1 See Aviva Hope Rutkin, “Japan’s huge magnetic net will trawl for space junk”, New Scientist, January 22, 2014.
2 Article VIII of the OST states that [a] State Party to the Treaty on whose registry an object launched into outer space is carried shall retain jurisdiction and control over such object, and over any personnel thereof, while in outer space or on a celestial body. Ownership of objects launched into outer space, including objects landed or constructed on a celestial body, and of their component parts, is not affected by their presence in outer space or on a celestial body or by their return to the Earth. Such objects or component parts found beyond the limits of the State Party to the Treaty on whose registry they are carried shall be returned to that State Party, which shall, upon request, furnish identifying data prior to their return.

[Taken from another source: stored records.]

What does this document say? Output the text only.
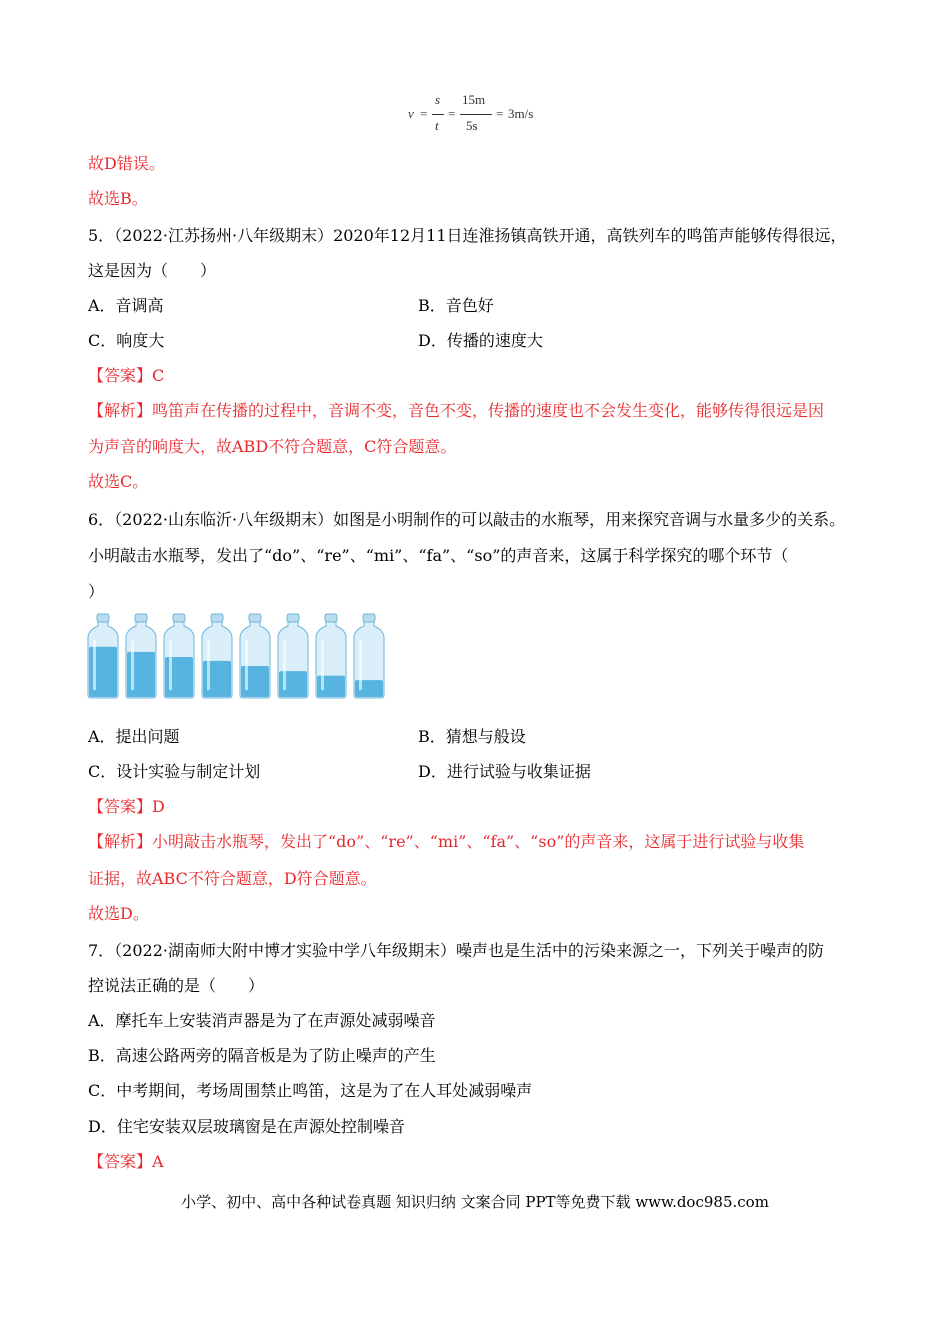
v =
s
t
=
15m
5s
= 3m/s
故D错误。
故选B。
5．（2022·江苏扬州·八年级期末）2020年12月11日连淮扬镇高铁开通，高铁列车的鸣笛声能够传得很远，
这是因为（　　）
A．音调高	B．音色好
C．响度大	D．传播的速度大
【答案】C
【解析】鸣笛声在传播的过程中，音调不变，音色不变，传播的速度也不会发生变化，能够传得很远是因
为声音的响度大，故ABD不符合题意，C符合题意。
故选C。
6．（2022·山东临沂·八年级期末）如图是小明制作的可以敲击的水瓶琴，用来探究音调与水量多少的关系。
小明敲击水瓶琴，发出了“do”、“re”、“mi”、“fa”、“so”的声音来，这属于科学探究的哪个环节（
）
A．提出问题	B．猜想与般设
C．设计实验与制定计划	D．进行试验与收集证据
【答案】D
【解析】小明敲击水瓶琴，发出了“do”、“re”、“mi”、“fa”、“so”的声音来，这属于进行试验与收集
证据，故ABC不符合题意，D符合题意。
故选D。
7．（2022·湖南师大附中博才实验中学八年级期末）噪声也是生活中的污染来源之一，下列关于噪声的防
控说法正确的是（　　）
A．摩托车上安装消声器是为了在声源处减弱噪音
B．高速公路两旁的隔音板是为了防止噪声的产生
C．中考期间，考场周围禁止鸣笛，这是为了在人耳处减弱噪声
D．住宅安装双层玻璃窗是在声源处控制噪音
【答案】A
小学、初中、高中各种试卷真题 知识归纳 文案合同 PPT等免费下载 www.doc985.com
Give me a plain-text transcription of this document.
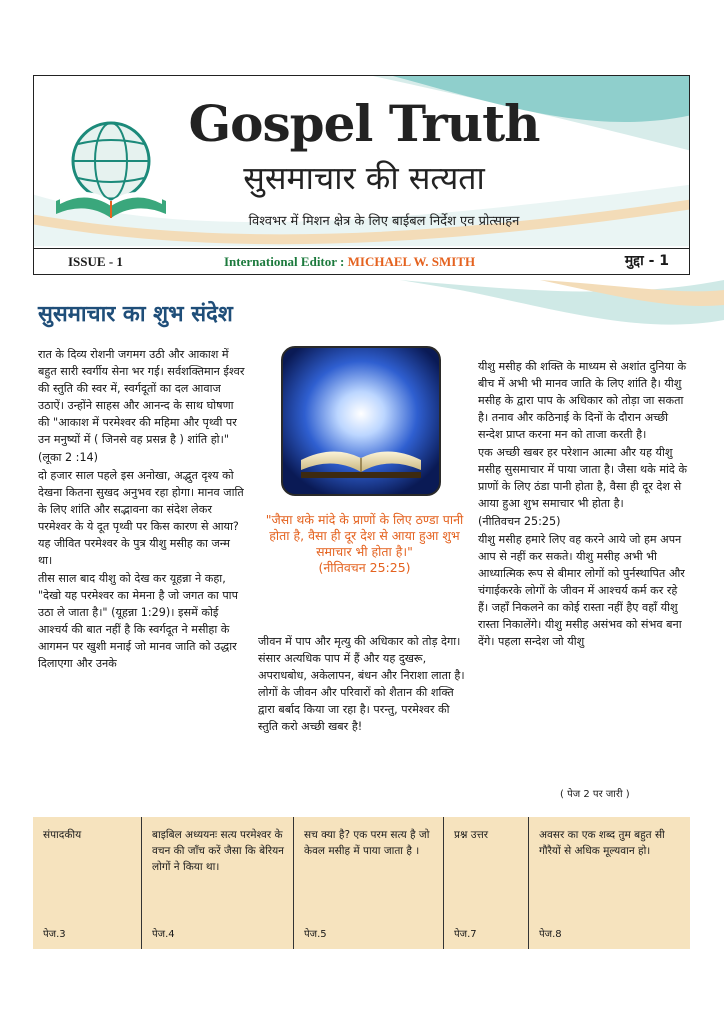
Gospel Truth
सुसमाचार की सत्यता
विश्वभर में मिशन क्षेत्र के लिए बाईबल निर्देश एव प्रोत्साहन
ISSUE - 1	International Editor : MICHAEL W. SMITH	मुद्दा - 1
सुसमाचार का शुभ संदेश

रात के दिव्य रोशनी जगमग उठी और आकाश में बहुत सारी स्वर्गीय सेना भर गई। सर्वशक्तिमान ईश्वर की स्तुति की स्वर में, स्वर्गदूतों का दल आवाज उठाऐं। उन्होंने साहस और आनन्द के साथ घोषणा की "आकाश में परमेश्वर की महिमा और पृथ्वी पर उन मनुष्यों में ( जिनसे वह प्रसन्न है ) शांति हो।"

(लूका 2 :14)

दो हजार साल पहले इस अनोखा, अद्भुत दृश्य को देखना कितना सुखद अनुभव रहा होगा। मानव जाति के लिए शांति और सद्भावना का संदेश लेकर परमेश्वर के ये दूत पृथ्वी पर किस कारण से आया? यह जीवित परमेश्वर के पुत्र यीशु मसीह का जन्म था।

तीस साल बाद यीशु को देख कर यूहन्ना ने कहा, "देखो यह परमेश्वर का मेमना है जो जगत का पाप उठा ले जाता है।" (यूहन्ना 1:29)। इसमें कोई आश्चर्य की बात नहीं है कि स्वर्गदूत ने मसीहा के आगमन पर खुशी मनाई जो मानव जाति को उद्धार दिलाएगा और उनके

"जैसा थके मांदे के प्राणों के लिए ठण्डा पानी होता है, वैसा ही दूर देश से आया हुआ शुभ समाचार भी होता है।"
(नीतिवचन 25:25)

जीवन में पाप और मृत्यु की अधिकार को तोड़ देगा। संसार अत्यधिक पाप में हैं और यह दुखरू, अपराधबोध, अकेलापन, बंधन और निराशा लाता है। लोगों के जीवन और परिवारों को शैतान की शक्ति द्वारा बर्बाद किया जा रहा है। परन्तु, परमेश्वर की स्तुति करो अच्छी खबर है!

यीशु मसीह की शक्ति के माध्यम से अशांत दुनिया के बीच में अभी भी मानव जाति के लिए शांति है। यीशु मसीह के द्वारा पाप के अधिकार को तोड़ा जा सकता है। तनाव और कठिनाई के दिनों के दौरान अच्छी सन्देश प्राप्त करना मन को ताजा करती है।

एक अच्छी खबर हर परेशान आत्मा और यह यीशु मसीह सुसमाचार में पाया जाता है। जैसा थके मांदे के प्राणों के लिए ठंडा पानी होता है, वैसा ही दूर देश से आया हुआ शुभ समाचार भी होता है।

(नीतिवचन 25:25)

यीशु मसीह हमारे लिए वह करने आये जो हम अपन आप से नहीं कर सकते। यीशु मसीह अभी भी आध्यात्मिक रूप से बीमार लोगों को पुर्नस्थापित और चंगाईकरके लोगों के जीवन में आश्चर्य कर्म कर रहे हैं। जहाँ निकलने का कोई रास्ता नहीं हैए वहाँ यीशु रास्ता निकालेंगे। यीशु मसीह असंभव को संभव बना देंगे। पहला सन्देश जो यीशु

( पेज 2 पर जारी )
संपादकीय
पेज.3
बाइबिल अध्ययनः सत्य परमेश्वर के वचन की जाँच करें जैसा कि बेरियन लोगों ने किया था।
पेज.4
सच क्या है? एक परम सत्य है जो केवल मसीह में पाया जाता है ।
पेज.5
प्रश्न उत्तर
पेज.7
अवसर का एक शब्द तुम बहुत सी गौरैयों से अधिक मूल्यवान हो।
पेज.8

3 Liability for debris removal is clearly a legal issue under the second scenario of the Liability Convention but because of the complexity and uncertainty of the application this article’s discussion of legal issues will be narrowed to the Outer Space Treaty.

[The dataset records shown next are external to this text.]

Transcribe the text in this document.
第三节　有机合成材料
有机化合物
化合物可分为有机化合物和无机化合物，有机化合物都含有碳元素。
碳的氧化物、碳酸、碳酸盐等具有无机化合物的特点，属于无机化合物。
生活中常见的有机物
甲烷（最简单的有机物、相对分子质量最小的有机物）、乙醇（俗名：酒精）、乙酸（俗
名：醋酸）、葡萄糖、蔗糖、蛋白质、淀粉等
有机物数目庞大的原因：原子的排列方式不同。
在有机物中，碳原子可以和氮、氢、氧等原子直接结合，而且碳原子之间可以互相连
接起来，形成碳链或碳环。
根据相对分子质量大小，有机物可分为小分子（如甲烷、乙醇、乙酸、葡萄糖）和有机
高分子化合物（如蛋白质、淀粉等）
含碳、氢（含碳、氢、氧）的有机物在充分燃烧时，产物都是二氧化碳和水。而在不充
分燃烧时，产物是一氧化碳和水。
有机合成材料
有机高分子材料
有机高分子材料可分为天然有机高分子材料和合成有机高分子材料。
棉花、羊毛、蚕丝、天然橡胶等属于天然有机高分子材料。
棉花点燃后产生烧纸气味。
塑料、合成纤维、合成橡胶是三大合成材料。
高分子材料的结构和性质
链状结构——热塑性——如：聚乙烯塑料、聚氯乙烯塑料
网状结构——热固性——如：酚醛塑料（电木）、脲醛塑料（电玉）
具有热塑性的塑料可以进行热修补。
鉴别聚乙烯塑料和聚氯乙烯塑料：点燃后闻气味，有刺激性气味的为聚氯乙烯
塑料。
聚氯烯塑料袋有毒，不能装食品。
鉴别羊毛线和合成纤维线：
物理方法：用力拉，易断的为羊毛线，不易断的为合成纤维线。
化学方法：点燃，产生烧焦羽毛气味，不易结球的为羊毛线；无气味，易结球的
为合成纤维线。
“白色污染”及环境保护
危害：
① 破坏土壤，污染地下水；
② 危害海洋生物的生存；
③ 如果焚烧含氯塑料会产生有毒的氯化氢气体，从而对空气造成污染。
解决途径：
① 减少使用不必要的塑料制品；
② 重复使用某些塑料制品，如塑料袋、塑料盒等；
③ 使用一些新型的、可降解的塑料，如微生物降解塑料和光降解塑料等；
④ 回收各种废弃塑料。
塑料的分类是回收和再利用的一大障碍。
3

4 The author is not an expert in orbital dynamics, so this potential scenario is greatly simplified for use as an illustration.

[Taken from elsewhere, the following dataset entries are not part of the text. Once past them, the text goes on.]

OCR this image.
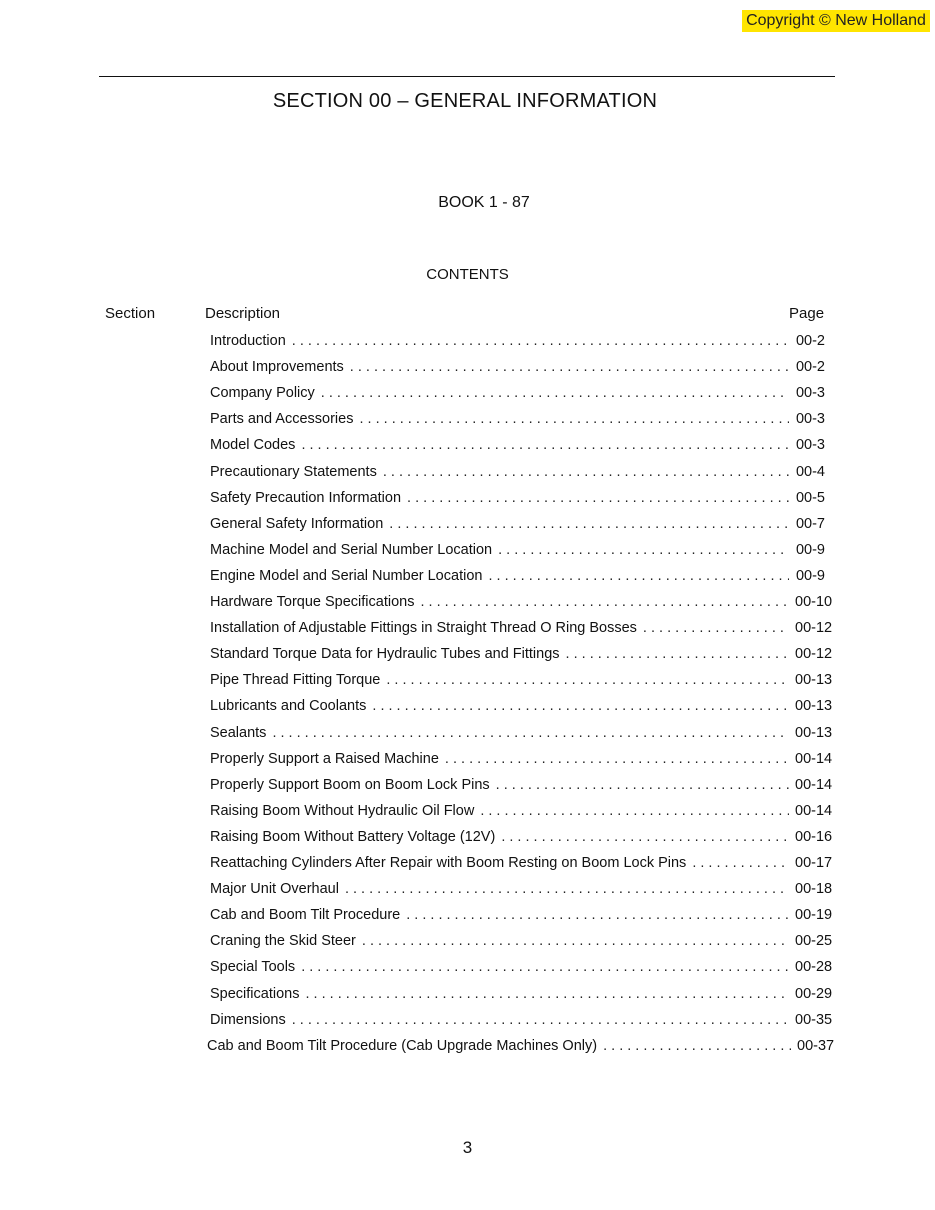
Copyright © New Holland
SECTION 00 – GENERAL INFORMATION
BOOK 1 - 87
CONTENTS
Section	Description	Page
Introduction . . .	00-2
About Improvements . . .	00-2
Company Policy . . .	00-3
Parts and Accessories . . .	00-3
Model Codes . . .	00-3
Precautionary Statements . . .	00-4
Safety Precaution Information . . .	00-5
General Safety Information . . .	00-7
Machine Model and Serial Number Location . . .	00-9
Engine Model and Serial Number Location . . .	00-9
Hardware Torque Specifications . . .	00-10
Installation of Adjustable Fittings in Straight Thread O Ring Bosses . . .	00-12
Standard Torque Data for Hydraulic Tubes and Fittings . . .	00-12
Pipe Thread Fitting Torque . . .	00-13
Lubricants and Coolants . . .	00-13
Sealants . . .	00-13
Properly Support a Raised Machine . . .	00-14
Properly Support Boom on Boom Lock Pins . . .	00-14
Raising Boom Without Hydraulic Oil Flow . . .	00-14
Raising Boom Without Battery Voltage (12V) . . .	00-16
Reattaching Cylinders After Repair with Boom Resting on Boom Lock Pins . . .	00-17
Major Unit Overhaul . . .	00-18
Cab and Boom Tilt Procedure . . .	00-19
Craning the Skid Steer . . .	00-25
Special Tools . . .	00-28
Specifications . . .	00-29
Dimensions . . .	00-35
Cab and Boom Tilt Procedure (Cab Upgrade Machines Only) . . .	00-37
3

5 Article IX of the OST states that “[i]n the exploration and use of outer space, including the moon and other celestial bodies, States Parties to the Treaty shall be guided by the principle of co-operation and mutual assistance and shall conduct all their activities in outer space, including the moon and other celestial bodies, with due regard to the corresponding interests of all other States Parties to the Treaty. States Parties to the Treaty shall pursue studies of outer space, including the moon and other celestial bodies, and conduct exploration of them so as to avoid their harmful contamination and also adverse changes in the environment of the Earth resulting from the introduction of extraterrestrial matter and, where necessary, shall adopt appropriate measures for this purpose. If a State Party to the Treaty has reason to believe that an activity or experiment planned by it or its nationals in outer space, including the moon and other celestial bodies, would cause potentially harmful interference with activities of other States Parties in the peaceful exploration and use of outer space, including the moon and other celestial bodies, it shall undertake appropriate international consultations before proceeding with any such activity or experiment. A State Party to the Treaty which has reason to believe that an activity or experiment planned by another State Party in outer space, including the moon and other celestial bodies, would cause potentially harmful interference with activities in the peaceful exploration and use of outer space, including the moon and other celestial bodies, may request consultation concerning the activity or experiment.”
6 This definition of customary international law was articulated by the 11th Circuit Court of Appeals in United States v. Bellaizac-Hurtado, 700 F.3d 1245, 1252 (11th Cir. 2012). The definition of customary international law pronounced by the 11th Circuit in this case is unanimous throughout the Federal Circuit Court of Appeals.